The ‘Anti-Amazon Law’ Is About To Become A Reality In France, But It’s Not A Bad Thing

The cultural exception strikes again — France’s National Assembly will most probably pass the so-called ‘anti-Amazon’ law in the coming days. In a few months, Amazon won’t be able to offer free shipping for books in order to protect independent bookstores. It’s a logical evolution of the Lang Law.

Book prices in France are hard to understand from a foreigner’s perspective. Back in 1981, French Minister of Culture Jack Lang established a fixed price for books sold in France. Since then, publishers have been fixing the price, printing it on the back of the book.

Retailers from supermarkets to independent book sellers have had no choice but to sell those books at the official price. If you really wanted to compete on price, you could discount the book 5 percent below the publisher’s price — many bookstores chose to take advantage of this exception, but 5 percent was a reasonable price difference.

When it was created in 1981, the government wanted to protect independent bookstores against supermarket chains. It worked really well, and independent bookstores are still around, for the most part. In fact, similar fixed book price laws started popping up in other European countries, such as Italy, Portugal, Spain or Germany.

But bookstores had no idea that the most serious threat had yet to come — Amazon, Fnac and a few others opened their online stores.

Despite having to wait a couple days before getting your book, the two heavyweights Amazon and Fnac found a way to remain competitive: they priced the books 5 percent below the publisher’s price and they offered free shipping, all the time, for all book orders. Independent bookstores saw that as unfair competition.

Filippetti says that she has nothing against Amazon despite the law’s informal name — but free shipping has to stop.

As Amazon bills from Luxemburg where sales tax is very low, this model was sustainable and allowed the company to gain market share. The company is playing its usual market share game in France as well — profit and margins are not as important as increasing sales. Theoretically, the company can flip a switch any day now, increase prices and start the money-making machine.

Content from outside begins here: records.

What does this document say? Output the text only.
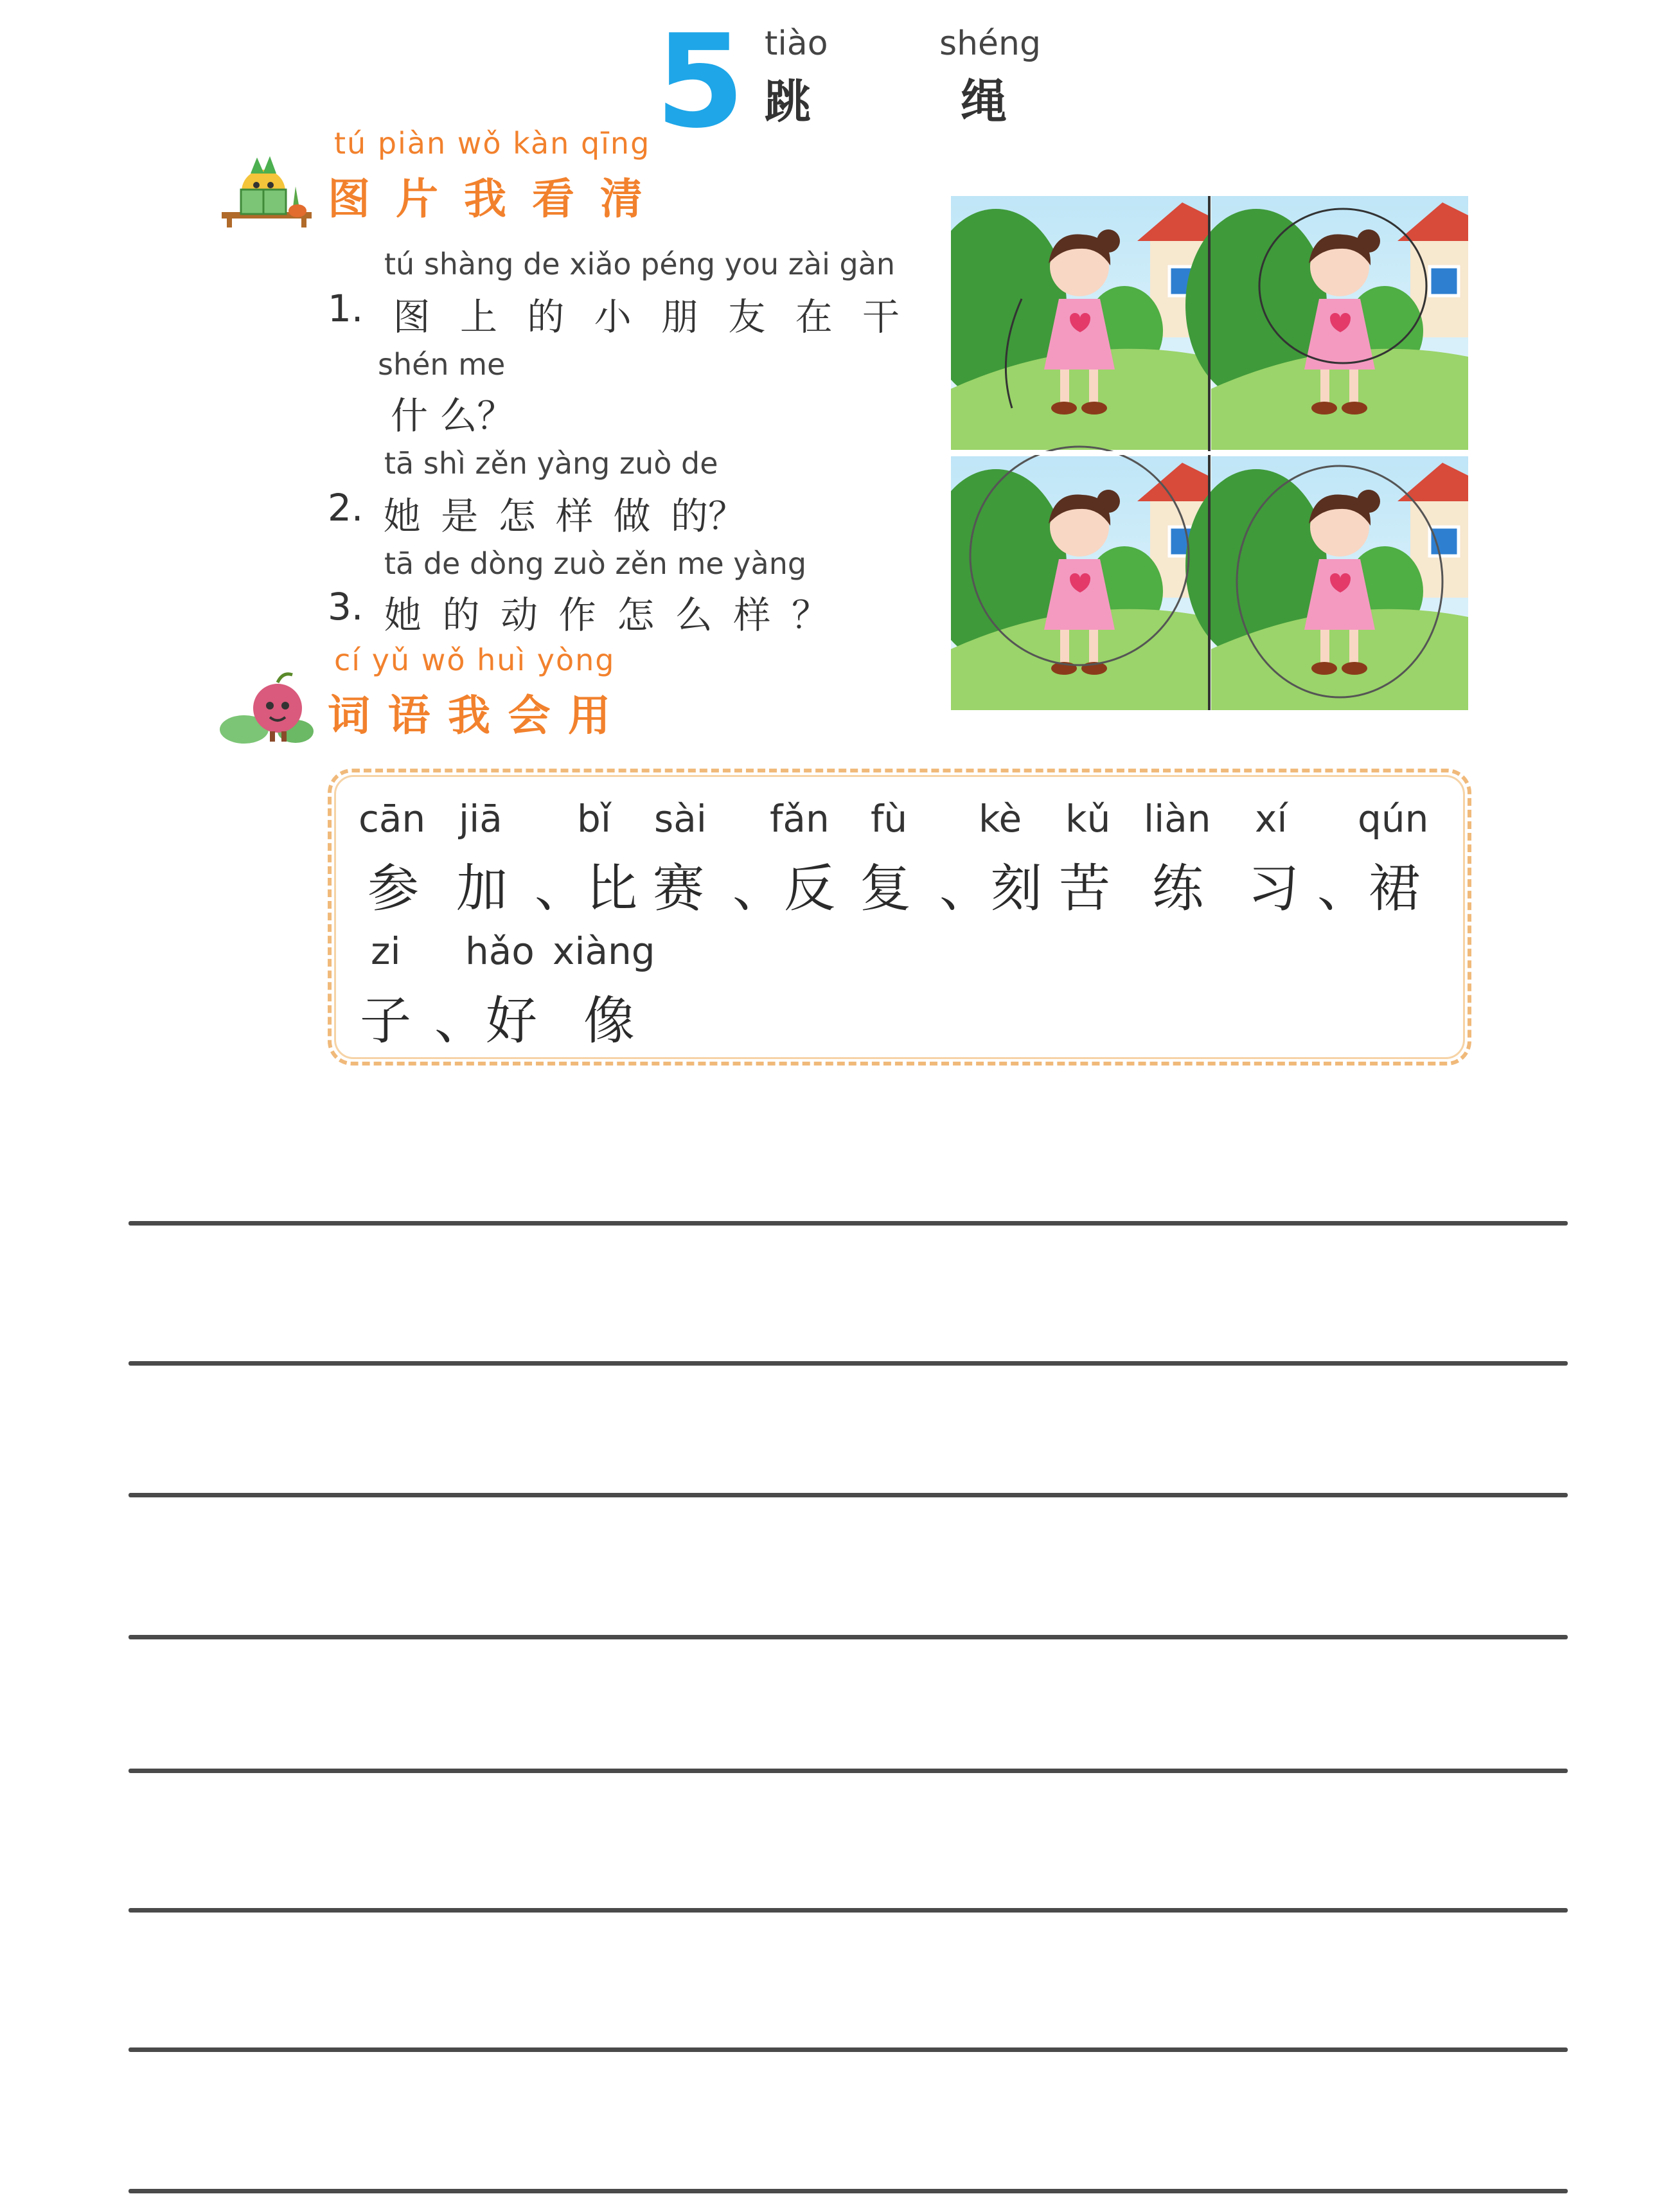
5 tiào
跳
shéng
绳
tú piàn wǒ kàn qīng
图 片 我 看 清
tú shàng de xiǎo péng you zài gàn
1. 图 上 的 小 朋 友 在 干
shén me
什 么？
tā shì zěn yàng zuò de
2. 她 是 怎 样 做 的？
tā de dòng zuò zěn me yàng
3. 她 的 动 作 怎 么 样 ？
cí yǔ wǒ huì yòng
词 语 我 会 用
cān jiā bǐ sài fǎn fù kè kǔ liàn xí qún
参 加 、比 赛 、反 复 、刻 苦 练 习 、裙
zi hǎo xiàng
子 、好 像
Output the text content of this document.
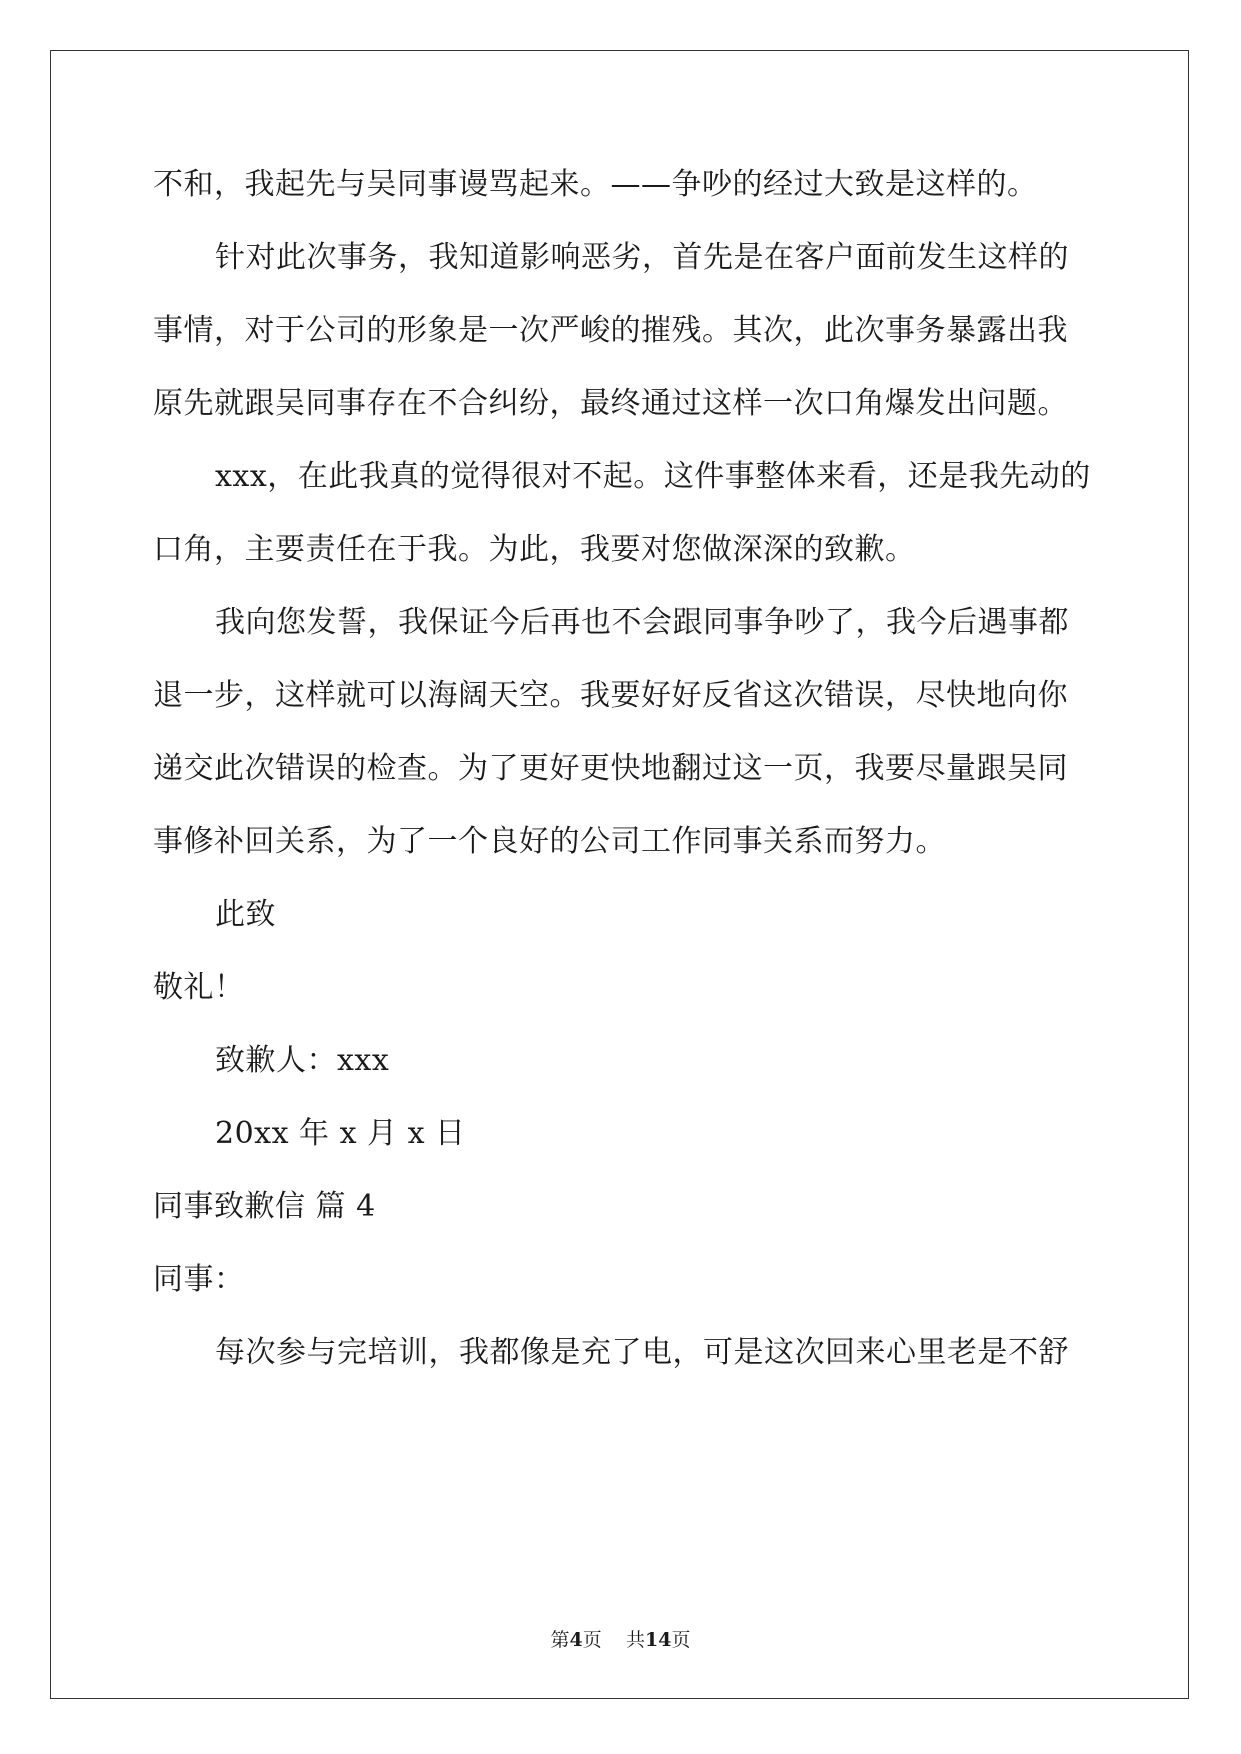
不和，我起先与吴同事谩骂起来。——争吵的经过大致是这样的。
针对此次事务，我知道影响恶劣，首先是在客户面前发生这样的
事情，对于公司的形象是一次严峻的摧残。其次，此次事务暴露出我
原先就跟吴同事存在不合纠纷，最终通过这样一次口角爆发出问题。
xxx，在此我真的觉得很对不起。这件事整体来看，还是我先动的
口角，主要责任在于我。为此，我要对您做深深的致歉。
我向您发誓，我保证今后再也不会跟同事争吵了，我今后遇事都
退一步，这样就可以海阔天空。我要好好反省这次错误，尽快地向你
递交此次错误的检查。为了更好更快地翻过这一页，我要尽量跟吴同
事修补回关系，为了一个良好的公司工作同事关系而努力。
此致
敬礼！
致歉人：xxx
20xx 年 x 月 x 日
同事致歉信 篇 4
同事：
每次参与完培训，我都像是充了电，可是这次回来心里老是不舒
第4页 共14页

Today’s French Minister of Culture Aurélie Filippetti says that she has nothing against Amazon despite the law’s informal name — but free shipping has to stop. In a few months, online retailers will have to choose between free shipping and the 5 percent discount.

If they choose the 5 percent discount, it won’t deduct 5 percent from the book price, but from shipping. For example, a $10 book with $2 of shipping costs can be priced at $9.50 — and consumers will still have to pay $1.50 of shipping costs.

The National Assembly and the Senate both successively passed the law project. The National Assembly now has to vote one last time. But since the text was only slightly modified, it should easily pass.

How Fixed Book Prices Can Actually Increase Competition

When it comes to book pricing, there is another interesting case: the ebook price-fixing case in the U.S. Apple was found guilty of fixing ebook prices with its iBookstore.

When the iBookstore was unveiled in 2010, the so-called agency pricing model took over ebook stores. Apple let publishers fix their prices, but forced them to put the same price tag on the Kindle Store, the iBookstore and every other ebook store.

That’s when the DOJ wrote an antitrust complaint. But instead of fostering healthy competition by letting ebook sellers set their own prices, competitors stumbled — Nook ebook sales dropped. The same is probably happening for other stores.

Now, Amazon is the undisputed leader. By preventing the agency model, the DOJ created an effective near monopoly. It gives a lot of power to the retailing company when it comes to negotiating profit sharing with publishers.

With France’s ‘anti-Amazon’ law, the government is going in the opposite direction and reiterating the long-standing tradition of protecting independent bookstores and publishers. Yet, is it going too far?

In December, France’s second biggest bookstore chain Chapitre filed for bankruptcy. $12.3 million (€9 million) of public money will be invested in the book industry in 2014 as online competition is increasingly hurting the industry.

So the real question isn’t whether the law is going too far, but whether it will be enough to save the 2,500 independent bookstores in France.